MONTGOMERY, Alabama — A federal judge has told Alabama to stop being vague and give a firm answer by Thursday night if the prison system is ready to use the untested nitrogen hypoxia execution method during of an execution next week.

U.S. District Judge R. Austin Huffaker, Jr. gave the state a deadline to file an affidavit, or statement, stating whether the state might attempt to execute inmate Alan Miller by nitrogen hypoxia on September 22 if the use of lethal injection is blocked. The order came after the state hinted at the possibility during a Monday court hearing that it was prepared to become the first state to attempt an execution with nitrogen hypoxia.

Nitrogen hypoxia is a proposed method of execution in which death would be caused by forcing the inmate to breathe only nitrogen, thereby depriving them of the oxygen needed to maintain bodily functions. It is licensed as a method of execution in three states – Alabama, Oklahoma and Mississippi – but has never been used.

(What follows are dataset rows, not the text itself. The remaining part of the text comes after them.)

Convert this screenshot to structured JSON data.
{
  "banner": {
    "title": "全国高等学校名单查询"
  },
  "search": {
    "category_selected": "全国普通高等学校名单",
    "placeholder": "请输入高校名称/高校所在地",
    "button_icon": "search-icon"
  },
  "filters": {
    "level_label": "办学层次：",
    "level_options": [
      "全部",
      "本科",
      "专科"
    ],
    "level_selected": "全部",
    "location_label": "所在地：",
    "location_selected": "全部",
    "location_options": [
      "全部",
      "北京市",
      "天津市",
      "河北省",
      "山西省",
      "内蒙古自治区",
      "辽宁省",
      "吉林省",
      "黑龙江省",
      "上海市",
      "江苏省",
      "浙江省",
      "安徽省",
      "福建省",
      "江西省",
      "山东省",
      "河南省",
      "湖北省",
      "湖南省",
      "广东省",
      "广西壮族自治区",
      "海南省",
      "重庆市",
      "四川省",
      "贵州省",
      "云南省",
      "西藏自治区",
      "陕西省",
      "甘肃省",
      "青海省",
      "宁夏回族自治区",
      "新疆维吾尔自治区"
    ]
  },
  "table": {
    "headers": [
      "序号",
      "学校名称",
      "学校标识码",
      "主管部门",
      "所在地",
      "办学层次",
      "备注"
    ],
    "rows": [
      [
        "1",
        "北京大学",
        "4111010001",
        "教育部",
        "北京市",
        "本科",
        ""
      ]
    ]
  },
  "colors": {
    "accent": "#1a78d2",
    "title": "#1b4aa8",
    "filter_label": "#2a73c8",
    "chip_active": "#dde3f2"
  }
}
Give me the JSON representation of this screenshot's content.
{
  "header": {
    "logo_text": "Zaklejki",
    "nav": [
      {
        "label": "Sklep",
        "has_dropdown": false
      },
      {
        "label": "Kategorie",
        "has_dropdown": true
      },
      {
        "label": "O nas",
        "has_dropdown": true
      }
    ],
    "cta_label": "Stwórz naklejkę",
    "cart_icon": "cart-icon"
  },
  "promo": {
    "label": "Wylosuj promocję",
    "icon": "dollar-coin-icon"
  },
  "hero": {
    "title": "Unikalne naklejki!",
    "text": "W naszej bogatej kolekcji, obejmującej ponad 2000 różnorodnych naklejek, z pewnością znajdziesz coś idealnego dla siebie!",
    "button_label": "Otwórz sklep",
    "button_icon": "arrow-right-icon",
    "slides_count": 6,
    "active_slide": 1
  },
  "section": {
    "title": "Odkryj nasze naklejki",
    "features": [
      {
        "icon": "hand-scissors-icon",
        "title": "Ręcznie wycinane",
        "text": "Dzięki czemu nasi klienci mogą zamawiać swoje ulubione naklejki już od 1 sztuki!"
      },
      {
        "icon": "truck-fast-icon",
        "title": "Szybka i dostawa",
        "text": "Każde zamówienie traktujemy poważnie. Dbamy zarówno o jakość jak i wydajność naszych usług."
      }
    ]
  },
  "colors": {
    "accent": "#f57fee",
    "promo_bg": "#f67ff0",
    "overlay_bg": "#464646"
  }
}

The state provided “vague and imprecise statements regarding willingness and intent to proceed with an execution on September 22, 2022, by nitrogen hypoxia,” Huffaker said.

The judge asked the state on Monday whether it was willing to use the method when executing Miller. A state attorney responded that it was “very likely” he could use nitrogen hypoxia next week, but said the state prison commissioner has the final decision.

“On or before September 15, 2022 at 5:00 p.m. CDT, Defendants shall file an affidavit or statement of Commissioner John Q. Hamm, Attorney General Steve Marshall, or other appropriate official with personal knowledge, concluding whether or not the Defendants may execute plaintiff by nitrogen hypoxia on September 22, 2022,” the judge wrote in a Tuesday order.

Miller is seeking to block his planned execution by lethal injection, saying prison staff lost documents he turned over in 2018 by choosing nitrogen hypoxia as the method of execution.

Miller testified Monday that he had a fear of needles, so he signed a form selecting nitrogen hypoxia as a method of execution. He said he left the form on the tray of his cell door for a prison officer to retrieve. The state said there was no evidence to support its claim.

Miller, a delivery truck driver, was convicted of the 1999 workplace shootings that killed Lee Holdbrooks, Scott Yancy and Terry Jarvis in suburban Birmingham. Miller shot Holdbrooks and Yancy in one business, then drove to another location to shoot Jarvis, evidence shows.

A defense psychiatrist said Miller suffered from serious mental illness, but his condition was not serious enough to form the basis of an insanity defense under state law.

In 2018, Alabama lawmakers approved legislation allowing nitrogen hypoxia as an alternative method of execution, although lethal injection remains the primary method of carrying out death sentences. State law gave inmates a brief window to select nitrogen as a method of execution. A number of inmates chose nitrogen.

The Alabama Department of Corrections did not respond to an email seeking comment on the status of the proposed new method of execution or what it would look like.

The state has disclosed little information about the new method of execution. Last year, the Alabama Department of Corrections told a federal judge it had developed a “system” to use nitrogen gas, but did not describe it.